Lie­be Brü­der und Schwe­stern,

nach dem Johan­nes­evan­ge­li­um hat Maria von Mag­da­la als erste den auf­er­stan­de­nen Herrn Jesus gese­hen. Sie wur­de sozu­sa­gen zur Apo­sto­lin der neu­en und größ­ten Hoff­nung, der Auf­er­ste­hung. Ihr Besuch beim Grab am Oster­mor­gen war ein Abbild der Treue vie­ler Frau­en, die in Erin­ne­rung an einen lie­ben Ver­stor­be­nen die Fried­hö­fe auf­su­chen.

Das lee­re Grab ließ sie zunächst nüch­tern dar­auf schlie­ßen, dass der Leich­nam weg­ge­nom­men wur­de, und sie berich­te­te es den Apo­steln.
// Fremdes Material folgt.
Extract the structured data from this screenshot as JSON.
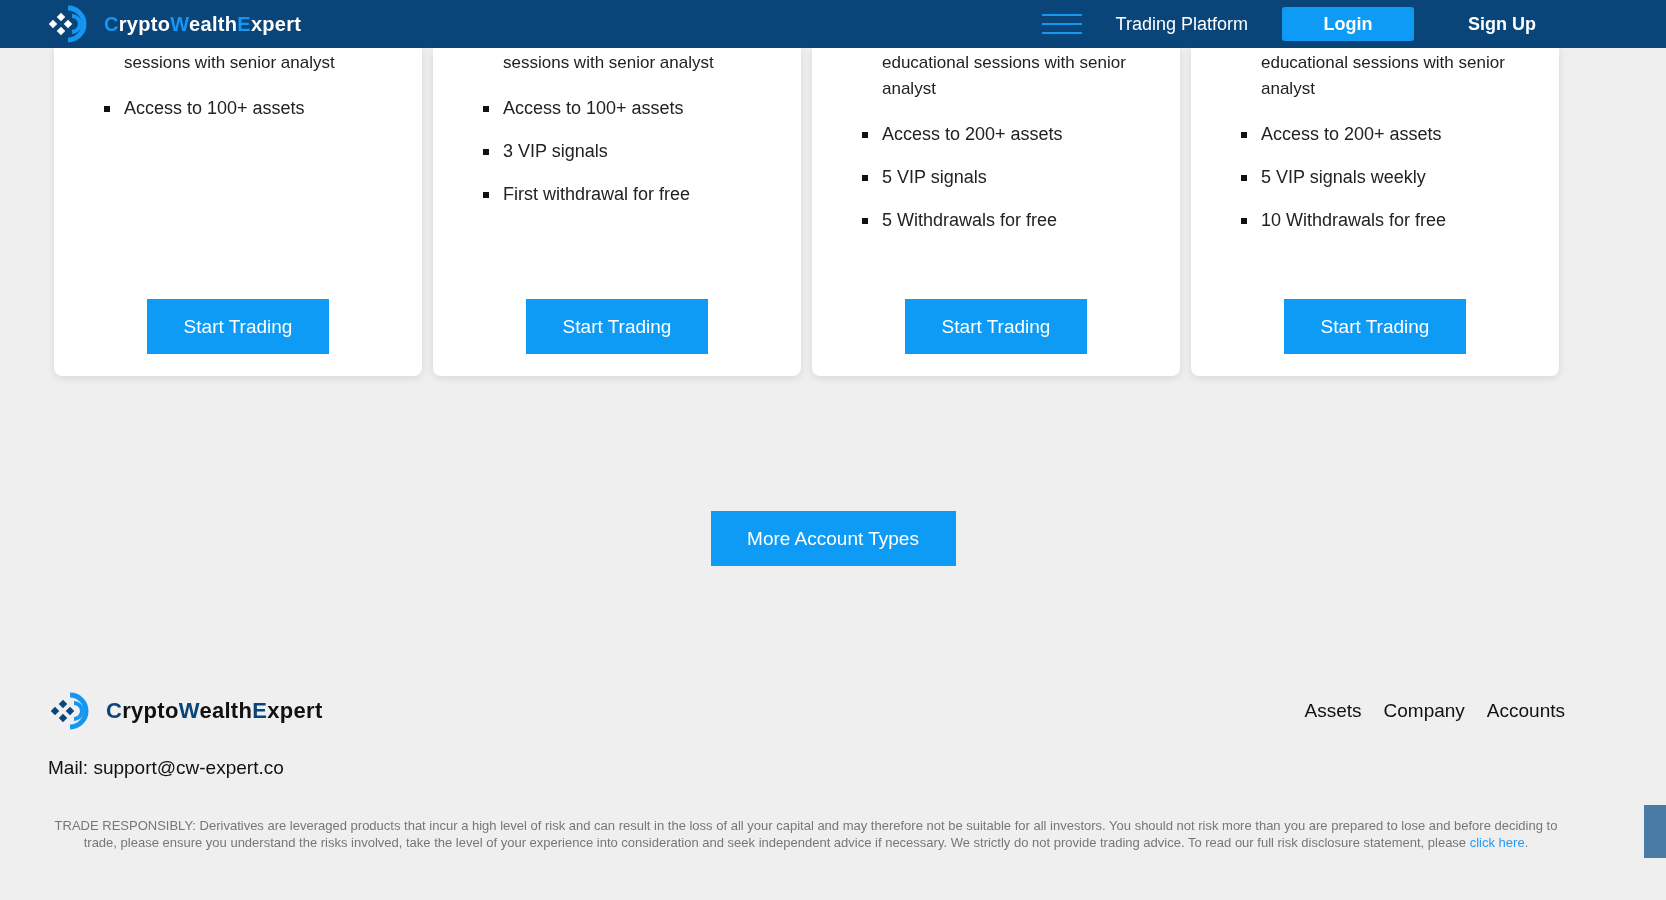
{
  "header": {
    "brand": {
      "parts": [
        "C",
        "rypto",
        "W",
        "ealth",
        "E",
        "xpert"
      ]
    },
    "nav": [
      {
        "label": "Trading Platform",
        "kind": "link"
      },
      {
        "label": "Login",
        "kind": "button"
      },
      {
        "label": "Sign Up",
        "kind": "link"
      }
    ]
  },
  "plans": [
    {
      "cut_text": "sessions with senior analyst",
      "features": [
        "Access to 100+ assets"
      ],
      "button": "Start Trading"
    },
    {
      "cut_text": "sessions with senior analyst",
      "features": [
        "Access to 100+ assets",
        "3 VIP signals",
        "First withdrawal for free"
      ],
      "button": "Start Trading"
    },
    {
      "cut_text": "educational sessions with senior analyst",
      "features": [
        "Access to 200+ assets",
        "5 VIP signals",
        "5 Withdrawals for free"
      ],
      "button": "Start Trading"
    },
    {
      "cut_text": "educational sessions with senior analyst",
      "features": [
        "Access to 200+ assets",
        "5 VIP signals weekly",
        "10 Withdrawals for free"
      ],
      "button": "Start Trading"
    }
  ],
  "more_button": "More Account Types",
  "footer": {
    "brand": {
      "parts": [
        "C",
        "rypto",
        "W",
        "ealth",
        "E",
        "xpert"
      ]
    },
    "links": [
      "Assets",
      "Company",
      "Accounts"
    ],
    "mail": "Mail: support@cw-expert.co",
    "disclaimer": "TRADE RESPONSIBLY: Derivatives are leveraged products that incur a high level of risk and can result in the loss of all your capital and may therefore not be suitable for all investors. You should not risk more than you are prepared to lose and before deciding to trade, please ensure you understand the risks involved, take the level of your experience into consideration and seek independent advice if necessary. We strictly do not provide trading advice. To read our full risk disclosure statement, please",
    "disclaimer_link": "click here",
    "disclaimer_end": "."
  }
}
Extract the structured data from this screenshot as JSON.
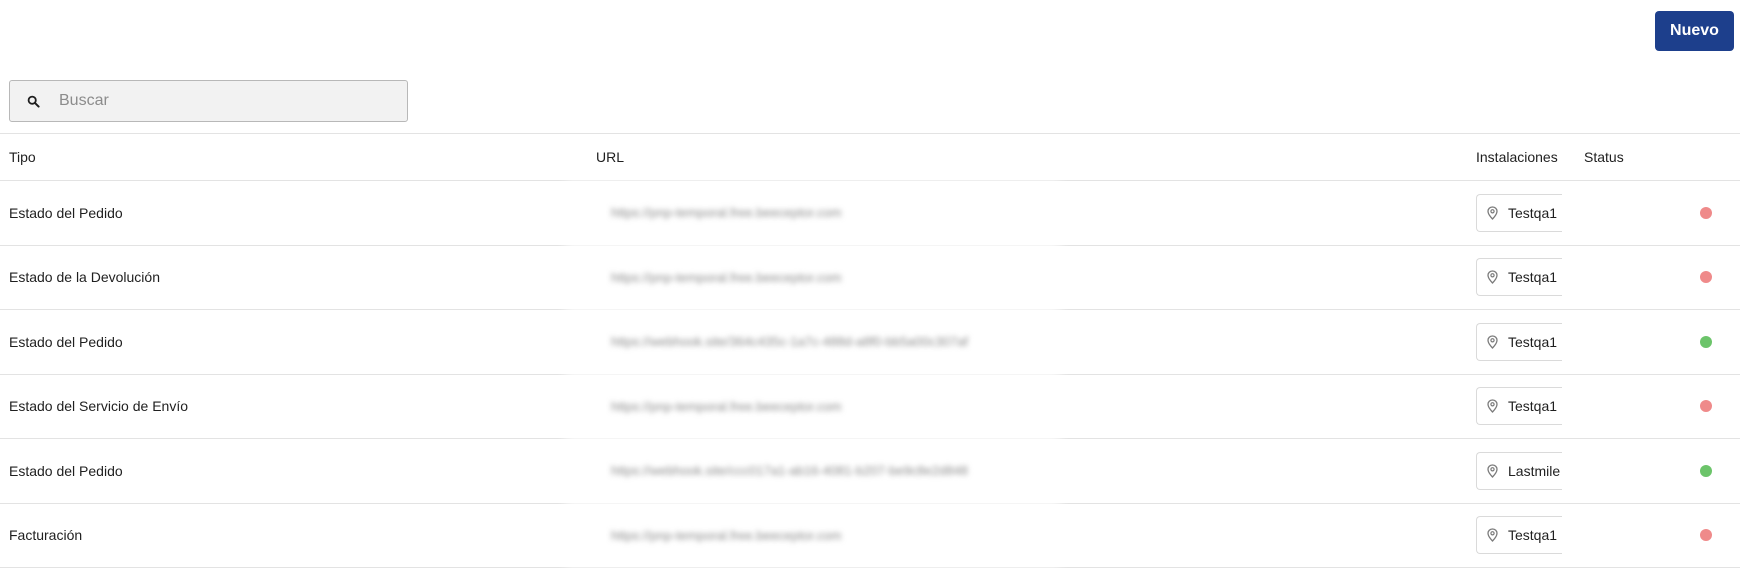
{
  "toolbar": {
    "new_label": "Nuevo"
  },
  "search": {
    "placeholder": "Buscar",
    "value": ""
  },
  "table": {
    "headers": {
      "tipo": "Tipo",
      "url": "URL",
      "instalaciones": "Instalaciones",
      "status": "Status"
    },
    "rows": [
      {
        "tipo": "Estado del Pedido",
        "url": "https://pnp-temporal.free.beeceptor.com",
        "instalacion": "Testqa1",
        "status": "inactive",
        "status_color": "#ef8a8a"
      },
      {
        "tipo": "Estado de la Devolución",
        "url": "https://pnp-temporal.free.beeceptor.com",
        "instalacion": "Testqa1",
        "status": "inactive",
        "status_color": "#ef8a8a"
      },
      {
        "tipo": "Estado del Pedido",
        "url": "https://webhook.site/364c435c-1a7c-488d-a8f0-bb5a00c307af",
        "instalacion": "Testqa1",
        "status": "active",
        "status_color": "#6cc46a"
      },
      {
        "tipo": "Estado del Servicio de Envío",
        "url": "https://pnp-temporal.free.beeceptor.com",
        "instalacion": "Testqa1",
        "status": "inactive",
        "status_color": "#ef8a8a"
      },
      {
        "tipo": "Estado del Pedido",
        "url": "https://webhook.site/ccc017a1-ab16-4081-b207-be9c8e2d848",
        "instalacion": "Lastmile",
        "status": "active",
        "status_color": "#6cc46a"
      },
      {
        "tipo": "Facturación",
        "url": "https://pnp-temporal.free.beeceptor.com",
        "instalacion": "Testqa1",
        "status": "inactive",
        "status_color": "#ef8a8a"
      }
    ]
  },
  "icons": {
    "search": "search-icon",
    "location": "location-pin-icon"
  },
  "colors": {
    "primary": "#1d3f8c",
    "status_active": "#6cc46a",
    "status_inactive": "#ef8a8a"
  }
}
Maria ging dann noch­mals zum Grab, dop­pelt schwer bedrückt wegen des Todes Jesu und dem uner­klär­li­chen Ver­schwin­den sei­nes Leich­nams. Und da über­rascht sie Gott auf uner­war­te­te Wei­se. Als Jesus sie mit Namen anspricht, erkennt sie den Herrn, der lebt. Die­se erste Erschei­nung des Auf­er­stan­de­nen geschieht ganz per­sön­lich. Sie zeigt uns den Gott, der uns Men­schen kennt, sich unse­rer annimmt und sich um unser Leben küm­mert. Jeder Mensch ist eine Geschich­te der Lie­be, die Gott auf Erden schreibt. Wie bei Maria von Mag­da­la ist das Leben jedes Chri­sten in die­se über­strö­men­de Freu­de hin­ein­ge­nom­men: Wir haben einen Gott an unse­rer Sei­te, der uns beim Namen nennt und auf­rich­tet, der durch sei­ne Auf­er­ste­hung uns und die Welt ver­wan­delt.
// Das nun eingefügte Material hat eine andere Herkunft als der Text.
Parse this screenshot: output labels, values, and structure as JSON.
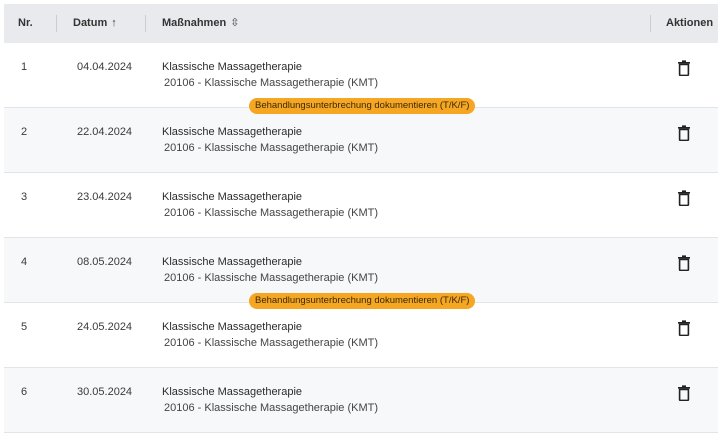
{
  "header": {
    "nr": "Nr.",
    "datum": "Datum",
    "datum_sort": "↑",
    "massnahmen": "Maßnahmen",
    "massnahmen_sort": "⇳",
    "aktionen": "Aktionen"
  },
  "rows": [
    {
      "nr": "1",
      "datum": "04.04.2024",
      "title": "Klassische Massagetherapie",
      "code": "20106 - Klassische Massagetherapie (KMT)"
    },
    {
      "nr": "2",
      "datum": "22.04.2024",
      "title": "Klassische Massagetherapie",
      "code": "20106 - Klassische Massagetherapie (KMT)",
      "badge": "Behandlungsunterbrechung dokumentieren (T/K/F)"
    },
    {
      "nr": "3",
      "datum": "23.04.2024",
      "title": "Klassische Massagetherapie",
      "code": "20106 - Klassische Massagetherapie (KMT)"
    },
    {
      "nr": "4",
      "datum": "08.05.2024",
      "title": "Klassische Massagetherapie",
      "code": "20106 - Klassische Massagetherapie (KMT)"
    },
    {
      "nr": "5",
      "datum": "24.05.2024",
      "title": "Klassische Massagetherapie",
      "code": "20106 - Klassische Massagetherapie (KMT)",
      "badge": "Behandlungsunterbrechung dokumentieren (T/K/F)"
    },
    {
      "nr": "6",
      "datum": "30.05.2024",
      "title": "Klassische Massagetherapie",
      "code": "20106 - Klassische Massagetherapie (KMT)"
    }
  ],
  "icons": {
    "delete": "trash-icon",
    "sort_asc": "arrow-up-icon",
    "sort_both": "sort-icon"
  },
  "colors": {
    "header_bg": "#e8eaed",
    "badge_bg": "#f5a623",
    "row_alt_bg": "#f7f8f9"
  }
}
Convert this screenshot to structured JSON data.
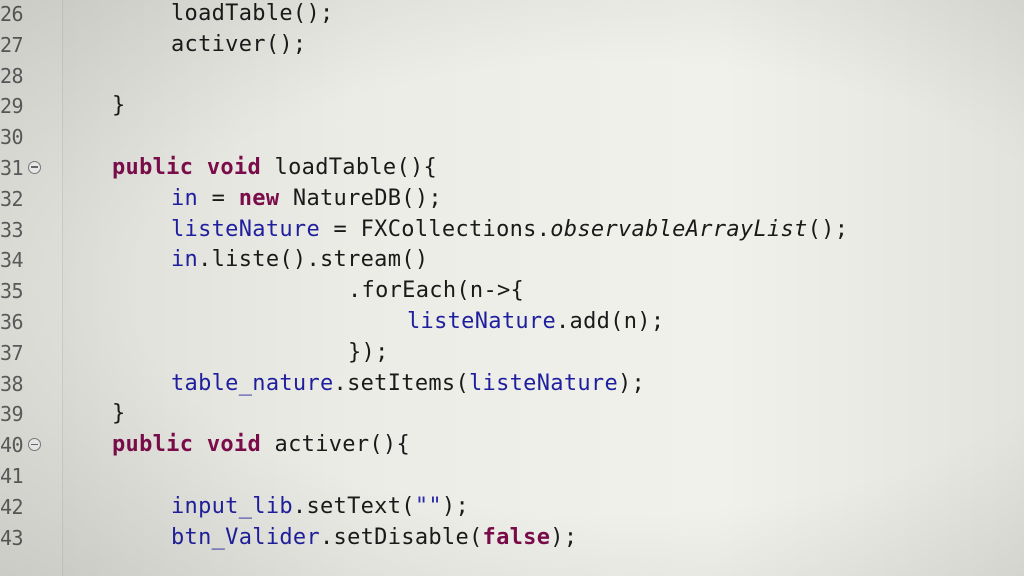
{
  "editor": {
    "lines": [
      {
        "number": "26",
        "fold": false,
        "indent": 1,
        "tokens": [
          {
            "t": "loadTable();",
            "c": "plain"
          }
        ]
      },
      {
        "number": "27",
        "fold": false,
        "indent": 1,
        "tokens": [
          {
            "t": "activer();",
            "c": "plain"
          }
        ]
      },
      {
        "number": "28",
        "fold": false,
        "indent": 0,
        "tokens": []
      },
      {
        "number": "29",
        "fold": false,
        "indent": 0,
        "tokens": [
          {
            "t": "}",
            "c": "plain"
          }
        ]
      },
      {
        "number": "30",
        "fold": false,
        "indent": 0,
        "tokens": []
      },
      {
        "number": "31",
        "fold": true,
        "indent": 0,
        "tokens": [
          {
            "t": "public",
            "c": "kw"
          },
          {
            "t": " ",
            "c": "plain"
          },
          {
            "t": "void",
            "c": "kw"
          },
          {
            "t": " loadTable(){",
            "c": "plain"
          }
        ]
      },
      {
        "number": "32",
        "fold": false,
        "indent": 1,
        "tokens": [
          {
            "t": "in",
            "c": "fld"
          },
          {
            "t": " = ",
            "c": "plain"
          },
          {
            "t": "new",
            "c": "kw"
          },
          {
            "t": " NatureDB();",
            "c": "plain"
          }
        ]
      },
      {
        "number": "33",
        "fold": false,
        "indent": 1,
        "tokens": [
          {
            "t": "listeNature",
            "c": "fld"
          },
          {
            "t": " = FXCollections.",
            "c": "plain"
          },
          {
            "t": "observableArrayList",
            "c": "it"
          },
          {
            "t": "();",
            "c": "plain"
          }
        ]
      },
      {
        "number": "34",
        "fold": false,
        "indent": 1,
        "tokens": [
          {
            "t": "in",
            "c": "fld"
          },
          {
            "t": ".liste().stream()",
            "c": "plain"
          }
        ]
      },
      {
        "number": "35",
        "fold": false,
        "indent": 4,
        "tokens": [
          {
            "t": ".forEach(n->{",
            "c": "plain"
          }
        ]
      },
      {
        "number": "36",
        "fold": false,
        "indent": 5,
        "tokens": [
          {
            "t": "listeNature",
            "c": "fld"
          },
          {
            "t": ".add(n);",
            "c": "plain"
          }
        ]
      },
      {
        "number": "37",
        "fold": false,
        "indent": 4,
        "tokens": [
          {
            "t": "});",
            "c": "plain"
          }
        ]
      },
      {
        "number": "38",
        "fold": false,
        "indent": 1,
        "tokens": [
          {
            "t": "table_nature",
            "c": "fld"
          },
          {
            "t": ".setItems(",
            "c": "plain"
          },
          {
            "t": "listeNature",
            "c": "fld"
          },
          {
            "t": ");",
            "c": "plain"
          }
        ]
      },
      {
        "number": "39",
        "fold": false,
        "indent": 0,
        "tokens": [
          {
            "t": "}",
            "c": "plain"
          }
        ]
      },
      {
        "number": "40",
        "fold": true,
        "indent": 0,
        "tokens": [
          {
            "t": "public",
            "c": "kw"
          },
          {
            "t": " ",
            "c": "plain"
          },
          {
            "t": "void",
            "c": "kw"
          },
          {
            "t": " activer(){",
            "c": "plain"
          }
        ]
      },
      {
        "number": "41",
        "fold": false,
        "indent": 0,
        "tokens": []
      },
      {
        "number": "42",
        "fold": false,
        "indent": 1,
        "tokens": [
          {
            "t": "input_lib",
            "c": "fld"
          },
          {
            "t": ".setText(",
            "c": "plain"
          },
          {
            "t": "\"\"",
            "c": "str"
          },
          {
            "t": ");",
            "c": "plain"
          }
        ]
      },
      {
        "number": "43",
        "fold": false,
        "indent": 1,
        "tokens": [
          {
            "t": "btn_Valider",
            "c": "fld"
          },
          {
            "t": ".setDisable(",
            "c": "plain"
          },
          {
            "t": "false",
            "c": "kw"
          },
          {
            "t": ");",
            "c": "plain"
          }
        ]
      }
    ]
  }
}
Von Her­zen grü­ße ich die Brü­der und Schwe­stern aus den Län­dern deut­scher Spra­che. Gott lässt uns in den Mühen und Nöten des Lebens nicht allein. Der auf­er­stan­de­ne Herr ruft uns wie Mag­da­le­na beim Namen und will, dass auch wir in unse­rer Lebens­welt zu Boten der öster­li­chen Freu­de und Apo­steln sei­ner Hoff­nung wer­den. Dazu stär­ke euch der Hei­li­ge Geist mit sei­ner Gna­de.